How should orthodontists react to and deal with TMD problems that arise during their treatments? Who is responsible for managing these situations? When is it appropriate to resume orthodontic treatment? What if the TMD situation cannot be resolved completely?
- 5.
How should orthodontists react to posttreatment TMD complaints from their completed patients? Does it matter whether these complaints arise during the immediate posttreatment period or several years later? What is the orthodontist’s responsibility for providing or seeking appropriate care for these patients?
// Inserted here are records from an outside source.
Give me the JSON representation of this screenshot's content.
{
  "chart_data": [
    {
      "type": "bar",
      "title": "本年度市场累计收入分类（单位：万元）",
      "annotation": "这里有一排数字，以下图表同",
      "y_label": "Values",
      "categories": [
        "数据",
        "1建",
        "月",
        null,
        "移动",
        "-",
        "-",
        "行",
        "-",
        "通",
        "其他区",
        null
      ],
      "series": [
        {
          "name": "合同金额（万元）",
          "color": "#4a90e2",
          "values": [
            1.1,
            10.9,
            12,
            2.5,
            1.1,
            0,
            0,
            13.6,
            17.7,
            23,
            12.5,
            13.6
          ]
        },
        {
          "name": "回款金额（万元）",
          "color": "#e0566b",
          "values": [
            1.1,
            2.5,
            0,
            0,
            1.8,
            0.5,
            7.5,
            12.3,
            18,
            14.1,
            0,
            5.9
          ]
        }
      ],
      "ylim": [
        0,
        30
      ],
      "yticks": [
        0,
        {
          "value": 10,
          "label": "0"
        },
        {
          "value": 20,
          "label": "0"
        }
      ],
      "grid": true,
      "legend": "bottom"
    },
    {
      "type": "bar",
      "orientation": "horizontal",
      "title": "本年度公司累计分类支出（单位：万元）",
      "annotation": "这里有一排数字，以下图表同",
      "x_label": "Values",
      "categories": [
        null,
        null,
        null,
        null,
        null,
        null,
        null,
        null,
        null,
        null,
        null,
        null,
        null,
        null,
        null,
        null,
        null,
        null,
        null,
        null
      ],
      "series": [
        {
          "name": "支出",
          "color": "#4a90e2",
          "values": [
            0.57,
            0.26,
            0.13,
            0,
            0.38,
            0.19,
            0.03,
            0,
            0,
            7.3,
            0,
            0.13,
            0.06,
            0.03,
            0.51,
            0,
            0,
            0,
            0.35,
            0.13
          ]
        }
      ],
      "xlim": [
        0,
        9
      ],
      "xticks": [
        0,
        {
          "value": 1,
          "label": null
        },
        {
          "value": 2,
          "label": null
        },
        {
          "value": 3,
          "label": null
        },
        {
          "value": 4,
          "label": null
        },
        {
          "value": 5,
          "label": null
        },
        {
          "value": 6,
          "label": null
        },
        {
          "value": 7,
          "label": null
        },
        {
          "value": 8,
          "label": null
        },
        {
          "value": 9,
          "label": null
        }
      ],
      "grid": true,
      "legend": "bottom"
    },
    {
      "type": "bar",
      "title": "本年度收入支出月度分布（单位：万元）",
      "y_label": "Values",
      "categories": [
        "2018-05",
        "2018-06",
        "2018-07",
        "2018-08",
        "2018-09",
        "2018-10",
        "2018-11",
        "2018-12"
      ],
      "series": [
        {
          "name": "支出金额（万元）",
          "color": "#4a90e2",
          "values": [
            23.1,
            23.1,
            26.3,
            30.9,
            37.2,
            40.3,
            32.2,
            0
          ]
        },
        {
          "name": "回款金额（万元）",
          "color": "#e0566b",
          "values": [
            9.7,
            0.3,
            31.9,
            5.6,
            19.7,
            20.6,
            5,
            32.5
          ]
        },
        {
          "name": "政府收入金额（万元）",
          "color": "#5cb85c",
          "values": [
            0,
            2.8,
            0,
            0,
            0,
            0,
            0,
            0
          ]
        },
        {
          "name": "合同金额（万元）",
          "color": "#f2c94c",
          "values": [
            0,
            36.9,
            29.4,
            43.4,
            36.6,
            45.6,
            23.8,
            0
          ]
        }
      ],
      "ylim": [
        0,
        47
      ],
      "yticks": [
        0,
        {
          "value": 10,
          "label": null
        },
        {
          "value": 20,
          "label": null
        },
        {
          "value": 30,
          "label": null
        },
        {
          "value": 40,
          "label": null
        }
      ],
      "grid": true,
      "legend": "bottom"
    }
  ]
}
Interactions between orthodontists and general dentists—TMD and occlusion issues
- 1.
How should an orthodontist respond to a patient referred by a familiar referring dentist, specifically for treatment of a TMD problem? Assume that the linkage between the patient’s occlusion and the symptoms has already been proclaimed by the dentist.
- 2.
Same as number 1, but assume that the referring dentist is new to the practice.
- 3.
A finished orthodontic patient is sent back to the original referring dentist. However, this dentist does not like the occlusal result produced and makes negative comments to the patient (and parents, if a child) about this outcome. The possibilities include: (a) the critique was based only on personal opinion, but no specific occlusal philosophy was cited by the dentist; (b) a more specific critique was offered, based on a specific occlusal theory; (c) the criticism is based on the dentist’s recent involvement with a major occlusion “institute,” which has convinced him that only certain specific occlusal outcomes are acceptable, and that only special occlusally aware orthodontists can render a successful outcome; (d) the patient is told that future TMJ and occlusal problems will occur if this situation is not corrected; and (e) the patient is advised to seek a second opinion from a different orthodontist, rather than returning to you.
- 4.
Same as number 3, except that the patient is seeing a new dentist who did not make the initial orthodontic referral.
All of the above negative scenarios could be discussed under 3 different assumptions: (1) the general dentist is the one who makes the negative phone call to the orthodontist; (2) the patient (or parents) makes the negative phone call to the dentist; or (3) the “special occlusally aware orthodontist” makes the phone call to the treating or original orthodontist to discuss the “inappropriately finished” patient.